Western military analysts said the advance could shut the supply lines Moscow has relied on to sustain its force in eastern Ukraine, and potentially leave thousands of Russian troops encircled.
Such rapid advances have largely been unheard of since Russia abandoned its assault on Kyiv in March, shifting the war mainly into a grind along entrenched front lines.
“We see success in Kherson now, we see some success in Kharkiv and so that is very, very encouraging,” US Defense Secretary Lloyd Austin told a news conference in Prague.
Tens of thousands of people have been killed, millions have been driven from their homes and Russian forces have destroyed entire cities. Russia denies intentionally targeting civilians.
In the latest reported strike on civilians, Ukrainian officials said Russia had fired across the border, hitting a hospital in the northeastern Sumy region on Friday morning. Reuters could not independently confirm the report.

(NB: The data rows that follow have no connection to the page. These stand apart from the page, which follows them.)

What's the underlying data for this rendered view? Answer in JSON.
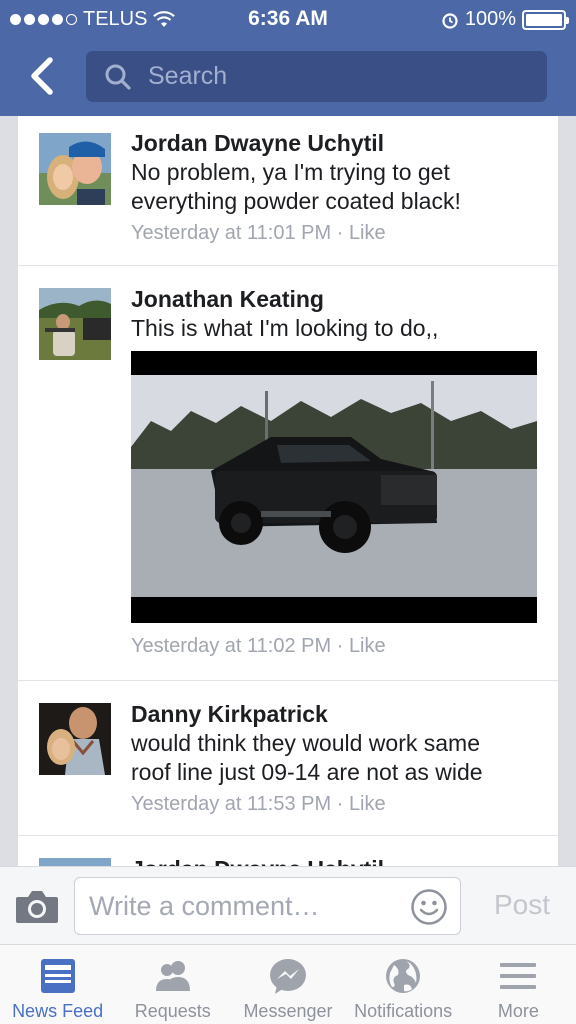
{
  "status_bar": {
    "carrier": "TELUS",
    "time": "6:36 AM",
    "battery": "100%"
  },
  "nav": {
    "search_placeholder": "Search"
  },
  "comments": [
    {
      "name": "Jordan Dwayne Uchytil",
      "text_lines": [
        "No problem, ya I'm trying to get",
        "everything powder coated black!"
      ],
      "timestamp": "Yesterday at 11:01 PM",
      "separator": "·",
      "like": "Like"
    },
    {
      "name": "Jonathan Keating",
      "text_lines": [
        "This is what I'm looking to do,,"
      ],
      "timestamp": "Yesterday at 11:02 PM",
      "separator": "·",
      "like": "Like",
      "has_photo": true
    },
    {
      "name": "Danny Kirkpatrick",
      "text_lines": [
        "would think they would work same",
        "roof line just 09-14 are not as wide"
      ],
      "timestamp": "Yesterday at 11:53 PM",
      "separator": "·",
      "like": "Like"
    },
    {
      "name": "Jordan Dwayne Uchytil"
    }
  ],
  "composer": {
    "placeholder": "Write a comment…",
    "post_label": "Post"
  },
  "tabs": [
    {
      "label": "News Feed",
      "icon": "news-feed-icon",
      "active": true
    },
    {
      "label": "Requests",
      "icon": "requests-icon",
      "active": false
    },
    {
      "label": "Messenger",
      "icon": "messenger-icon",
      "active": false
    },
    {
      "label": "Notifications",
      "icon": "globe-icon",
      "active": false
    },
    {
      "label": "More",
      "icon": "menu-icon",
      "active": false
    }
  ],
  "colors": {
    "nav_blue": "#4c68a6",
    "search_bg": "#3a4f86",
    "active_tab": "#4a70c3",
    "inactive_tab": "#8d929b"
  }
}
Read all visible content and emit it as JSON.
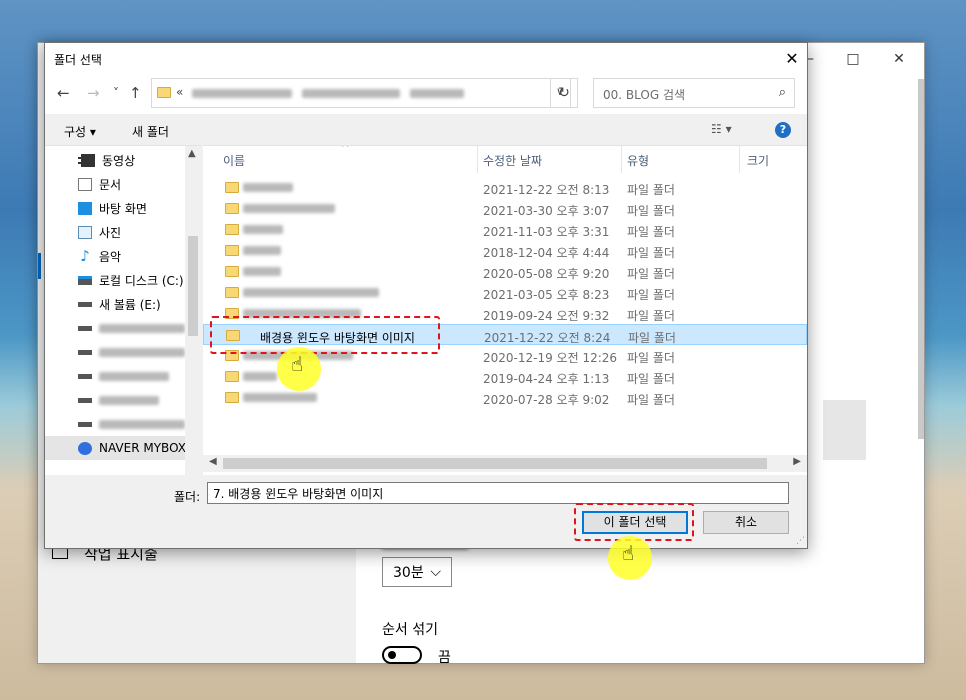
{
  "settings_window": {
    "controls": {
      "minimize": "—",
      "maximize": "□",
      "close": "✕"
    },
    "taskbar_item": "작업 표시줄",
    "interval_value": "30분",
    "shuffle_label": "순서 섞기",
    "toggle_label": "끔"
  },
  "dialog": {
    "title": "폴더 선택",
    "close_glyph": "✕",
    "nav": {
      "back": "←",
      "forward": "→",
      "recent": "˅",
      "up": "↑",
      "refresh": "↻",
      "address_chevron": "«",
      "address_dropdown": "∨"
    },
    "search": {
      "placeholder": "00. BLOG 검색"
    },
    "toolbar": {
      "organize": "구성 ▾",
      "new_folder": "새 폴더",
      "view": "☷ ▾",
      "help": "?"
    },
    "nav_pane": [
      {
        "label": "동영상",
        "icon": "video-icon"
      },
      {
        "label": "문서",
        "icon": "document-icon"
      },
      {
        "label": "바탕 화면",
        "icon": "desktop-icon"
      },
      {
        "label": "사진",
        "icon": "pictures-icon"
      },
      {
        "label": "음악",
        "icon": "music-icon"
      },
      {
        "label": "로컬 디스크 (C:)",
        "icon": "local-disk-icon"
      },
      {
        "label": "새 볼륨 (E:)",
        "icon": "drive-icon"
      },
      {
        "label": "",
        "icon": "drive-icon"
      },
      {
        "label": "",
        "icon": "drive-icon"
      },
      {
        "label": "",
        "icon": "drive-icon"
      },
      {
        "label": "",
        "icon": "drive-icon"
      },
      {
        "label": "",
        "icon": "drive-icon"
      },
      {
        "label": "NAVER MYBOX",
        "icon": "naver-mybox-icon"
      }
    ],
    "columns": {
      "name": "이름",
      "modified": "수정한 날짜",
      "type": "유형",
      "size": "크기"
    },
    "files": [
      {
        "name": "",
        "date": "2021-12-22 오전 8:13",
        "type": "파일 폴더"
      },
      {
        "name": "",
        "date": "2021-03-30 오후 3:07",
        "type": "파일 폴더"
      },
      {
        "name": "",
        "date": "2021-11-03 오후 3:31",
        "type": "파일 폴더"
      },
      {
        "name": "",
        "date": "2018-12-04 오후 4:44",
        "type": "파일 폴더"
      },
      {
        "name": "",
        "date": "2020-05-08 오후 9:20",
        "type": "파일 폴더"
      },
      {
        "name": "",
        "date": "2021-03-05 오후 8:23",
        "type": "파일 폴더"
      },
      {
        "name": "",
        "date": "2019-09-24 오전 9:32",
        "type": "파일 폴더"
      },
      {
        "name": "배경용 윈도우 바탕화면 이미지",
        "date": "2021-12-22 오전 8:24",
        "type": "파일 폴더",
        "selected": true
      },
      {
        "name": "",
        "date": "2020-12-19 오전 12:26",
        "type": "파일 폴더"
      },
      {
        "name": "",
        "date": "2019-04-24 오후 1:13",
        "type": "파일 폴더"
      },
      {
        "name": "",
        "date": "2020-07-28 오후 9:02",
        "type": "파일 폴더"
      }
    ],
    "folder_label": "폴더:",
    "folder_value": "7. 배경용 윈도우 바탕화면 이미지",
    "select_button": "이 폴더 선택",
    "cancel_button": "취소"
  }
}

The centre of Kharkiv, which has been regularly bombarded, was hit by Russian rocket fire, wounding 10 people, including three children, Governor Oleh Synehubov said.
The Ukrainians broke through in the east a week after Kyiv announced the start of a long-awaited counteroffensive hundreds of kilometres away at the other end of the front line, in the southern province of Kherson.
Ukrainian officials said Russia moved thousands of troops south to respond to the Kherson advance, leaving other parts of the front line exposed.
Russia’s RIA agency quoted Russian-appointed Kherson authorities as saying some Ukrainian troops were captured and some Polish tanks they were using were destroyed.Â
Ukraine has been using new Western-supplied artillery and rockets to hit Russian rear positions in the south, with the aim of trapping thousands of Russian troops on the west bank of the wide Dnipro River.
Separately, the UN nuclear watchdog said on Friday shelling had destroyed power infrastructure in the southern Ukrainian city of Enerhodar where staff operating the Russian-held Zaporizhzhia nuclear power station live, posing a growing threat to the plant.